Connecting the Dots ~ Fred Allebach

Fred Allebach Fred Allebach is a member of the City of Sonoma’s Community Services and Environmental Commission, and an Advisory Committee member of the Sonoma Valley Groundwater Sustainability Agency. Fred is a member of Sonoma Overlook Trail Stewards, as well as Sonoma Valley Housing Group and Transition Sonoma Valley.

Archives



Faustian Bargain musings

Posted on December 20, 2019 by Fred Allebach

Not long ago, NBA General Manager Daryl Morey of the Houston Rockets made a comment on Twitter supporting the Hong Kong demonstrators. “Fight for freedom, stand with Hong Kong,” he tweeted. China took offense and immediately made moves that cost the NBA a lot of money. This put mainly black NBA players who have supported social justice in the U.S. on the spot. Would they call out totalitarian China, or shut up and hope to keep making money off their sneaker contracts? They shut up, and now the issue has died down. China cowed everyone into submission in the name of access to their huge markets. So much for principles and Colin Kaepernick.

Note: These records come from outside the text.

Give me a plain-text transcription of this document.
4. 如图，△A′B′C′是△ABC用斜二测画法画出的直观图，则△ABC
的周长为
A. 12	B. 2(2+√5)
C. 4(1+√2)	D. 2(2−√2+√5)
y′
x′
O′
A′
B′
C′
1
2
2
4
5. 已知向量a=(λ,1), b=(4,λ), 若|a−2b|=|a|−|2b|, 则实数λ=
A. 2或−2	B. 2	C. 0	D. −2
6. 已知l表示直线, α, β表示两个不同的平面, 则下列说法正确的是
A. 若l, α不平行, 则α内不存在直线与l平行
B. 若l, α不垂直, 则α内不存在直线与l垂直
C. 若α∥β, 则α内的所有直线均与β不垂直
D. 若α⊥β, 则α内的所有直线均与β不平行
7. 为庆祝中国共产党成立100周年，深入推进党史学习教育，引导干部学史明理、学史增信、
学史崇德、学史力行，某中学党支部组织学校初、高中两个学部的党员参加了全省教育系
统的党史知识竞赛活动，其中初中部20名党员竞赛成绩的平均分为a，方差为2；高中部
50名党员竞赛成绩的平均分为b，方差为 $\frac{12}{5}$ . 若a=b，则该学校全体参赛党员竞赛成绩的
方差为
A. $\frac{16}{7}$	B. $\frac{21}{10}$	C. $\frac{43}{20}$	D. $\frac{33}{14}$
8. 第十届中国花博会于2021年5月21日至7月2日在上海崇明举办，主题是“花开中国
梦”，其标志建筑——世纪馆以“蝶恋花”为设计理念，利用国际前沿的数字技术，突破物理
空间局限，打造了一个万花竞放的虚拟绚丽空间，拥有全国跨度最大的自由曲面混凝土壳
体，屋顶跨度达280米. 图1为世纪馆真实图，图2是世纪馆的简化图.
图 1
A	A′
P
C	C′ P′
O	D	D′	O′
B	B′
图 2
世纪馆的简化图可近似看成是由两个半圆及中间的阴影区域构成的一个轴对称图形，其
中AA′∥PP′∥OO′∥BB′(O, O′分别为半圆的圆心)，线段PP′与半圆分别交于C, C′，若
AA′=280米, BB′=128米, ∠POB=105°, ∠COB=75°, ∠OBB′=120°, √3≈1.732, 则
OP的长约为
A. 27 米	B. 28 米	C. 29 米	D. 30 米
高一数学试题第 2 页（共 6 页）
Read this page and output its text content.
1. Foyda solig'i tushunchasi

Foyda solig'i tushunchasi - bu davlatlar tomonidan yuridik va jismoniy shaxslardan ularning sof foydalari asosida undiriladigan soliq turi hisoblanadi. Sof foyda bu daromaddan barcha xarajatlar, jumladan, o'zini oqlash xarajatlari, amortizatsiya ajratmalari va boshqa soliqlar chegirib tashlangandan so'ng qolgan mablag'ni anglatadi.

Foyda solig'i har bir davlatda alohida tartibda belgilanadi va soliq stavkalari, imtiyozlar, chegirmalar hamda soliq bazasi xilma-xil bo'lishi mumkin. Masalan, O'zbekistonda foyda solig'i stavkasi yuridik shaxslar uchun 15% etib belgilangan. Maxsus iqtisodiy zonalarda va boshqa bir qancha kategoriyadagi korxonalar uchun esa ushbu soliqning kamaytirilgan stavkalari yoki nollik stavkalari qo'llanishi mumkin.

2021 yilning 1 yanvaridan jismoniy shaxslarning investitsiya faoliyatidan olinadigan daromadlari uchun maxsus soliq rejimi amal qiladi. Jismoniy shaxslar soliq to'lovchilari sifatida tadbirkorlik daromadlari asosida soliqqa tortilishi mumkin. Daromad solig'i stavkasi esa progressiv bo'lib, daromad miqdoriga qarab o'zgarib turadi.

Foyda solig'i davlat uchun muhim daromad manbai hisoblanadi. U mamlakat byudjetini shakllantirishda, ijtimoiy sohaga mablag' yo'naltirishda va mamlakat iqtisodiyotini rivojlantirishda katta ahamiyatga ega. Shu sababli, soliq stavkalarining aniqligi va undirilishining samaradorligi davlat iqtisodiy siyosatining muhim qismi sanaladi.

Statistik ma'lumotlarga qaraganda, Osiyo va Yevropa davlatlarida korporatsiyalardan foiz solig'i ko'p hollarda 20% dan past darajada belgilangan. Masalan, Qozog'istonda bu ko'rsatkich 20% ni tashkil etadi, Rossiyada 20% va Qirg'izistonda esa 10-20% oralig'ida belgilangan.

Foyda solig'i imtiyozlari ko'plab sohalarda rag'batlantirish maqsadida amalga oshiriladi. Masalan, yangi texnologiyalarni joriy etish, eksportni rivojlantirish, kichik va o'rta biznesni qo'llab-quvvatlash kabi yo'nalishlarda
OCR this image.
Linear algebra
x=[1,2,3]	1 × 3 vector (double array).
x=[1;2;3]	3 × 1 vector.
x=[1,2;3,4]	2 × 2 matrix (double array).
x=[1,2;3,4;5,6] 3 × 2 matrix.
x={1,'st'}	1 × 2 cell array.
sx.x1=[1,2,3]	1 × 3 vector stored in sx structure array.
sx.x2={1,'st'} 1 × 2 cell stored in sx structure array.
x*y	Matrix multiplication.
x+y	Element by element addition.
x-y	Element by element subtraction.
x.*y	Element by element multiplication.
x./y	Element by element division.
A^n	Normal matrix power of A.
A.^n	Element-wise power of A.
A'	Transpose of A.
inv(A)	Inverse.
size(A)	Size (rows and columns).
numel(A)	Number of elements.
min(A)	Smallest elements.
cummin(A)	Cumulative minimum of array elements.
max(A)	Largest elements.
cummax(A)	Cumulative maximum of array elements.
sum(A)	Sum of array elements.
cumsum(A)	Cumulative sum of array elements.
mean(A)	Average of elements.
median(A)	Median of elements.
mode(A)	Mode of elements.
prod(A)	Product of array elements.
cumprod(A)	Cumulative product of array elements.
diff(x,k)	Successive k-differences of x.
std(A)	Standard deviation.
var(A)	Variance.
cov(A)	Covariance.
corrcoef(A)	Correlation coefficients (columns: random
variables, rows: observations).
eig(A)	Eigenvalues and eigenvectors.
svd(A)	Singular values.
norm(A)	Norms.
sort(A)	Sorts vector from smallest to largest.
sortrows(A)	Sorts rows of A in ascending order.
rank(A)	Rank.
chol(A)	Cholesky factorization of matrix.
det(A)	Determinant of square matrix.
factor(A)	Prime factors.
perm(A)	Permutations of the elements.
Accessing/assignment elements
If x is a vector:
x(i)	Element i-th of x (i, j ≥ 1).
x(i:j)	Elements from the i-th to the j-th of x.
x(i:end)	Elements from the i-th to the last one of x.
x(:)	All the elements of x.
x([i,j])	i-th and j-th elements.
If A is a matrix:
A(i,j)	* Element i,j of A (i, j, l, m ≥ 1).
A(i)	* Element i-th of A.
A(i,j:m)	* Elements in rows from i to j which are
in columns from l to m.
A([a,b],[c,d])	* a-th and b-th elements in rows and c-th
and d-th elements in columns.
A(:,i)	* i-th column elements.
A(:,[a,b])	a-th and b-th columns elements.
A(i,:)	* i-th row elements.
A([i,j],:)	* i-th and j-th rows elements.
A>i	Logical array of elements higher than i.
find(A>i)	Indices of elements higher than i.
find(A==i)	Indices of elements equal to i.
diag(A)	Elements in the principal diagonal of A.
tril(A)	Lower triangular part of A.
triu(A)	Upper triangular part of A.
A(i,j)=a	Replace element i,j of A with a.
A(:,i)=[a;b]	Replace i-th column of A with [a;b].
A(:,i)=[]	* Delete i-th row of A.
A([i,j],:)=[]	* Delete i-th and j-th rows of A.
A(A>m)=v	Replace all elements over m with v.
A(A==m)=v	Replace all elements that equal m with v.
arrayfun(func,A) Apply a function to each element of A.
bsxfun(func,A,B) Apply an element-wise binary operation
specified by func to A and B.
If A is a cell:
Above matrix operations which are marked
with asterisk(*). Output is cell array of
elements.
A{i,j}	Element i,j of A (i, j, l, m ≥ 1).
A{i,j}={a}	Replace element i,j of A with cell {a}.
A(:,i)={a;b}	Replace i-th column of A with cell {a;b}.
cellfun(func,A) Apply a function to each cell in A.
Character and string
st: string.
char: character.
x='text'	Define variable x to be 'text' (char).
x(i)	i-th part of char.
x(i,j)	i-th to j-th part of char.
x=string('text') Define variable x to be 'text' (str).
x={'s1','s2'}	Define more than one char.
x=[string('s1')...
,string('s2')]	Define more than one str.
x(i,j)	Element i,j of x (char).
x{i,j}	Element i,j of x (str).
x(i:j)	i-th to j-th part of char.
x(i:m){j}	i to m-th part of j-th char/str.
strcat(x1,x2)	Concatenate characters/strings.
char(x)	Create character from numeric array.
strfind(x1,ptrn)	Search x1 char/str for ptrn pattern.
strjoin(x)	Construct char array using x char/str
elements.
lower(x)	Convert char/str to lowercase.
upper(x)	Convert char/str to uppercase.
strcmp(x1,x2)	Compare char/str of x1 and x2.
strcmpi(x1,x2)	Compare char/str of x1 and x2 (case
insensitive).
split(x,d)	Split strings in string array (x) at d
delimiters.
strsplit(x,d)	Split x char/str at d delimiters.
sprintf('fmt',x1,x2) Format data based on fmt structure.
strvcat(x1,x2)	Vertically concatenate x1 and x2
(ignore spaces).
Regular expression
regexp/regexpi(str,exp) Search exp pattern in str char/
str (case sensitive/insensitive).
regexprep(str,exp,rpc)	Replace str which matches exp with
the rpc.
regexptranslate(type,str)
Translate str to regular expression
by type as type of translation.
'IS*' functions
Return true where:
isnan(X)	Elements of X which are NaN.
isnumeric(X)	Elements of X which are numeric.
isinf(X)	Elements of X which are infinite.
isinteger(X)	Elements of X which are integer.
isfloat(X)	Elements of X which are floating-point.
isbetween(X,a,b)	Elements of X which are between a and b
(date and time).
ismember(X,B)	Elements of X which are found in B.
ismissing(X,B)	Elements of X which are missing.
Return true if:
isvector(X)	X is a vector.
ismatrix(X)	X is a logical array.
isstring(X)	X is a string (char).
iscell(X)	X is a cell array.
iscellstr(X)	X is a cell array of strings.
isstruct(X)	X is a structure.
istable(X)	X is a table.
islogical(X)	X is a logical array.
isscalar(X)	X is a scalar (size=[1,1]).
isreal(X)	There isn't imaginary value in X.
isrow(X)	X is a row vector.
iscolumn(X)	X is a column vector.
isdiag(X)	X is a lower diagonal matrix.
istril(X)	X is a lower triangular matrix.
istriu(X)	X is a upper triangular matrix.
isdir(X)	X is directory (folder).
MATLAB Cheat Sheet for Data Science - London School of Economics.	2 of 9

This has a similar ironic flavor to the County’s recent approval of a Socially Responsible Investment policy. The elected County Treasurer, who has final say, has to by state law safeguard the county’s principal, have enough liquidity to pay the bills, and after the latter two points are satisfied, maximize returns. To quote Jenny at Wine Water Watch, “in other words, it’s okay to divest from the destruction of the planet (and the inhuman treatment of human beings, too), as long as it doesn’t affect your profit margin!”

 It turns out all the big banks the County works with are deeply entwined with fossil fuel investments. And while we all sit contentedly at home this holiday season around the hearth, or the space heater, the world unashamedly turns on one big Faustian bargain…

 I imagine many people’s personal investments conform to this same pattern. The returns just aren’t there for the green and the equity stuff: pollution and exploitation are what really pays the high returns. I worked for a millionaire in New Hampshire, back in 2003, and I asked what he thought of green investments. He said, “that’s like pissing in the ocean,” meaning it’s good for nothing and makes no difference, so why try?

Let me take this a bit further. In Tucson, I saved water religiously for years, as it was apparently the right thing to do. Then, I had the stunning realization that I was saving water so others could have lawns and swimming pools, and play golf. I had arrived at a prisoner’s dilemma/ Tragedy of the Commons breaking point; if others are cheating, I’m a sucker for playing by any rules. There’s no pragmatic reason to be ethical if others are not and they are coming out ahead of you materially.

And so, for business and investing, if other guys are making the big bucks off unethical practices, do you take less and deprive your wife and kids? To make matters worse, investment entities have so many shells, blinds, obfuscations, and unknown terms, that an average guy will never know if something is ethical or not. You can then spend all your gains on specialists to tell you what is what.

 Or you can just go with something like the Vanguard FTSE Social Index fund. Could people and municipalities learn to take less so they can sleep at night? “Ye cannot serve God and mammon both, mammon being money.” Matthew 6:24  

 Maybe to be ethical, you have to resign yourself to finding more money on the laundromat floor than you’ll make on a five-year CD. But hey, if I’m at the laundromat, that already makes me a business loser, and thus able to think about ethics. Bottom line, in a world full of sharks, life will never be fair, you’ll never have enough to pay the multitude of rents and fees. It’s never enough. Might as well be satisfied with what you’ve got and make it work. An ethical stand has to start somewhere, might as well be with you.

“The time is always right to do what is right.”  MLK Jr.